Password warning - they just aren't strong enough in B2BSecurEnvoy 07/06/2012, Archive
For over a decade we’ve been warning people of the security weaknesses posed by using passwords alone – and this is being reaffirmed with the news that LinkedIn password have been breached.
For B2B it’s worth the investment to use two factor authentication which relies on more than just passwords, using something you have with something you know, but for b2c and c2c it’s a worrying time as most people use the same credentials from one site to another – it’s only then a matter of time before your Amazon account and BT online etc are compromised by replaying the same passwords?
The first rule is that you must not use the same password for multiple uses – for your banking and other really important transactions you need a unique password or two factor authentication which relies on a one time password.
So now it’s time to take back control
You can’t personally go into every organisation and ask them how they protect your information. That said, perhaps if more people were willing to challenge organisation’s about their security strategy before doing business, companies might do more to protect your information.
However, given this isn’t going to happen any time soon, you need to treat your personal information as you would any of your physical possessions in the real world. Here is a list of things you can do to prevent cyber-criminals capitalising on your personal information if and when they get it:
- - Put a lock on the door by installing a firewall and make sure it is properly configured and up to date
- - Keep your operating system and browser patched and up to date
- - Install an alarm by using industry standard anti-virus software and make sure you install any updates. Malware infecting your computer can be an avenue for hackers to gain access to your personal data.
- - Restrict key holders by not sharing your password with anyone. PCs allow you to create user accounts for a reason!
- - Change your password regularly and make it hard to crack – but one you can remember without writing it on a post-it-note and sticking it to the screen!

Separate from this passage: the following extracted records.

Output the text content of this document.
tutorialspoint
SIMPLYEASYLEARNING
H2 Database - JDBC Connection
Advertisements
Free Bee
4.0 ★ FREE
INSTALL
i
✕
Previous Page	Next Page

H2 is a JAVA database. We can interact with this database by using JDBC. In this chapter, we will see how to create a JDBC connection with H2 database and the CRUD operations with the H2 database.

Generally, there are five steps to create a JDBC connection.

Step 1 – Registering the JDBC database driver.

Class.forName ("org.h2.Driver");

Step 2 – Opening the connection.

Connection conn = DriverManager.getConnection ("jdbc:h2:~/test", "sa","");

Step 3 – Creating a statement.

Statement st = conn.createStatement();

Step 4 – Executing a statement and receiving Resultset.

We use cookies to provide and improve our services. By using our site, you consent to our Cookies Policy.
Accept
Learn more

- - If you change your PC make sure you get the hard drive scrubbed. It’s amazing what criminals can pick up on ebay
- - Be careful about the personal information you divulge when filling in registration forms. Ask yourself whether the organisation really needs that much information about you and, as importantly, can you trust them to keep it safe? They’ll tell you how they intend to use the information but don’t be afraid to ask how they’re going to protect it to.
- - Be careful what you tell strangers on social websites and in chat rooms.
- - Question the validity of emails you receive and never click on an embedded link or down load attachments if you’re at all suspicious. Most banks will tell you how they will contact you and what they won’t ask you to do. If in doubt call the organisation the communication is supposed to have been sent by to allay your fears or confirm your suspicion
- - If you have children, and allow them to use your PC to access the internet, make sure they know about online safety
- - If you are using your computer for work purposes and store sensitive data on it, get your employers to install 2 factor authentication, that’s something you know (like your own strong and made up password) and something you have like a “one-time” password which can be sent to you via an SMS message on any mobile device you own.
We’ve all got used to locking our front doors and keeping valuables out of sight. Until we can trust organisations to give our virtual possessions the same protection we need to take steps to protect ourselves.